12.11.2006

And then there was the Christmas Tree...

It's been a few days since I've updated. I realize this and offer no apologies. There are several very good reasons for my lack of updating-ness:

1. I've been too busy reading the entire archives of The Daily Dump. Consequently, I've been too busy feeling inferior to his blogging skillz. This guy is freakin' hi-larious.

2. My once-beloved baby boy Lucky is lucky no more, and is, in fact, giving me enormous amounts of stress. The incessant cruel leaking of the rain water has succeeded in destroying my love for the once magnificent Volkswagen Golf, leaving nothing but a cold, hard block of ice in the interiors of my chest cavity and a big dirty hunk of metal filled with mold-harboring moistened cushions and carpet in my parking space. Lucky, you know you will always have a special place somewhere in the dark recesses of my soul, but until I can manage to get you healed up and fully de-humidified, de-mildew-fied, and de-stank-ified, you will heretofore be known as The Mold-mobile. Or Automoldbile. I haven't decided yet.

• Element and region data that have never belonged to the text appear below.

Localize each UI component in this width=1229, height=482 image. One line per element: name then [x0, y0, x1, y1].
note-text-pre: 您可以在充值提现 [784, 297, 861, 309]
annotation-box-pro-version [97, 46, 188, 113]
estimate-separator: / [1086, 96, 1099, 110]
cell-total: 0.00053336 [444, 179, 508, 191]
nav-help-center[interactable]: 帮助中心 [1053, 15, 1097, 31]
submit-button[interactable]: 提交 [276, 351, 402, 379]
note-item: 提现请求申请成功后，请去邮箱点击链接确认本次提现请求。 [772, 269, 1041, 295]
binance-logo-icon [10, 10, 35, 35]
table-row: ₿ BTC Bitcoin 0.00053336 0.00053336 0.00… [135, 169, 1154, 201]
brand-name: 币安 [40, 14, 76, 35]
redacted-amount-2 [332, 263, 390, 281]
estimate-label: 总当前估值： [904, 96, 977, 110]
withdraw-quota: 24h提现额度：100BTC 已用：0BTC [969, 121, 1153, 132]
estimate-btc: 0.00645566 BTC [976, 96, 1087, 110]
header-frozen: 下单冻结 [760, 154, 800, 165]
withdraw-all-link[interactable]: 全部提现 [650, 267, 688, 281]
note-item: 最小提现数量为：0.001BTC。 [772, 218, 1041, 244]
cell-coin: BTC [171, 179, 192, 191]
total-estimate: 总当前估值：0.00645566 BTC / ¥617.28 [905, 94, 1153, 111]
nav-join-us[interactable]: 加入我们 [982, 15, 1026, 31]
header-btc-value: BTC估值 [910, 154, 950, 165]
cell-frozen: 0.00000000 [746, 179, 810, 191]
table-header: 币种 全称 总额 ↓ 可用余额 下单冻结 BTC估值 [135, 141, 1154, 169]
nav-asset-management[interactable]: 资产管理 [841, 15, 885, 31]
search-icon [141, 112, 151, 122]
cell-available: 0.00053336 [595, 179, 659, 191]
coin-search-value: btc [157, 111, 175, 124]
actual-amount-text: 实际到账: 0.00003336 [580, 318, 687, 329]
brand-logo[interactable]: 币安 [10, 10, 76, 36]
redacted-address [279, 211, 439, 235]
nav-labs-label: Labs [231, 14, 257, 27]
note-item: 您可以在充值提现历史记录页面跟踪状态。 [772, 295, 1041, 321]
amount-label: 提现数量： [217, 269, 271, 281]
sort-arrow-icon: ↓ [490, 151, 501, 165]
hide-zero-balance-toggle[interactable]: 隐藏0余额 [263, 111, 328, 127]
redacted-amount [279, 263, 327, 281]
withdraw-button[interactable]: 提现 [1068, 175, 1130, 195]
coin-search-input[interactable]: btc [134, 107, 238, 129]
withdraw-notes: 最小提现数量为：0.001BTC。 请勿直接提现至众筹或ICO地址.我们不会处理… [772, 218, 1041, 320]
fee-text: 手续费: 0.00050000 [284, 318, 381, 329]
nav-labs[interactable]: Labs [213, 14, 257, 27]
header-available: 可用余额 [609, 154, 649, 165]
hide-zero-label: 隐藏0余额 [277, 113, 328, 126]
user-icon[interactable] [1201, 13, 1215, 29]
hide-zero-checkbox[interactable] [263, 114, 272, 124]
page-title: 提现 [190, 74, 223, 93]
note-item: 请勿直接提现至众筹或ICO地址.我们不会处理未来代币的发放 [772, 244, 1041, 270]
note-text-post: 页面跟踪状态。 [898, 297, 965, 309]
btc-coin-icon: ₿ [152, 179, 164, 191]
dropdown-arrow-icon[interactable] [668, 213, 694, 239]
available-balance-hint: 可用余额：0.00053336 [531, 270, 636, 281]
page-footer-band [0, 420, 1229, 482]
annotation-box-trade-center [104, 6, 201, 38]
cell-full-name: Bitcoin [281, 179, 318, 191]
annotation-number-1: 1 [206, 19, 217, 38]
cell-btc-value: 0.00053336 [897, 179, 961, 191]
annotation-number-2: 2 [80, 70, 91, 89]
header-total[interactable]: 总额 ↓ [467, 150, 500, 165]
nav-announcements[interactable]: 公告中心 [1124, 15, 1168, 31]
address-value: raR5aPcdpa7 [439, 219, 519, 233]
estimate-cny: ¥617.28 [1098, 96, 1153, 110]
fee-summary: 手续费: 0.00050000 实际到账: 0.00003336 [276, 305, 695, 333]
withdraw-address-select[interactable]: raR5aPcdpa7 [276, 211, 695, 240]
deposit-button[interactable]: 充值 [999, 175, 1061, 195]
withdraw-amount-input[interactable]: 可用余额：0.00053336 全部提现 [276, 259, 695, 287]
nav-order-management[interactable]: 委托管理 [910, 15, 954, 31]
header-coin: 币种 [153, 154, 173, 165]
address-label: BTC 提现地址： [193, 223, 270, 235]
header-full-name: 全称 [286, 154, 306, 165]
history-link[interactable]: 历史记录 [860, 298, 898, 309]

3. Scott and I apparently bought the official Most Infuriating Christmas Tree Ever this year. I say this because we brought it home the other night and have since spent longer than I am willing to admit trying to make it work. Myself, I am not opposed to just tossing it over the balcony and rolling it over onto the side of the road despite it being more than 2 weeks before Christmas.

See, first we brought it home. We were quite giddy and excited because we had bought a giant, beautiful tree at a nearby lot...for $20! Twenty freaking dollars, people! There was another tree lot down the road that had a dinky little 4' piece of crap for $45. So we were quite - how do you say? - stoked.

Then, we promptly realized that we had bought an 8' 4" tree to put into our living room. A room which has an 8' ceiling. So we snapped a couple inches off the top. Then we put it into the tree stand, secured the screws, and filled it with water.

Then we realized that we did not get the bottom freshly cut and it would probably turn brown before Christmas Day. So we (and by "we" I mean "Scott") had to unscrew the screws (which, by the way, is a bitch to do), get the damned tree out of the stand, spill tons of water onto our carpet in the process, and drag the bottom end of the tree out onto the balcony to make a fresh cut.

The we realized that we did not have a saw. So we had to go to Home Depot to buy a saw. Incidentally, we made a quick detour at Denny's. I had the Super Slam Extreme Grand Slam. And a hot cocoa. It was delicious. Then we went to Home Depot.

Then we realized that the saw we (meaning "Scott") had purchased had about the same effectiveness on the blasted tree as a used nail file. So we (definitely meaning "Scott") spent the next 30 minutes attacking the Unfortunate Christmas Tree of Doom with a combination of the damned worthless saw, a steak knife, a flat-head screwdriver, a hammer, and heaps of curse words. And we put the tree back in the tree stand and re-tightened the screws.

Then 4 hours later we realized that the blasted thing was slowly leaning. So we un-screwed the screws, straightened the tree out and re-screwed the screws.

Then yesterday we noticed that the f*ing tree was leaning again, this time in a different direction. So we f*ing un-screwed the screws, straightened the f*ing tree out and f*ing re-screwed the f*ing screws.

Then we both came home this evening, looked at the tree and...you know. So we...you know.

And then after my rage had cooled to room temperature, we finally got the lights and ornaments - purchased at Target, thankyouverymuch - and decorated the blasted tree.

Then we realized that we hadn't bought enough lights.

Then Ysabel gave up and decided that she didn't care if she woke up tomorrow morning to find that the tree had completely toppled over and that it would remain in that position for the next three weeks.

Most Infuriating Christmas Tree Ever, 2006.
Also: Look at Bela sitting on the couch. Notice how his eyes glow with the rage of a thousand wild monkeys at this tree's stubborn refusal to cooperate. He learned that from me.

1 comment:

  1. LOL

    LOL

    LOL

    LOL

    LOL @ your tree story.

    I got my 6'+ tree ($20!) and ornaments at Target! Yay Target!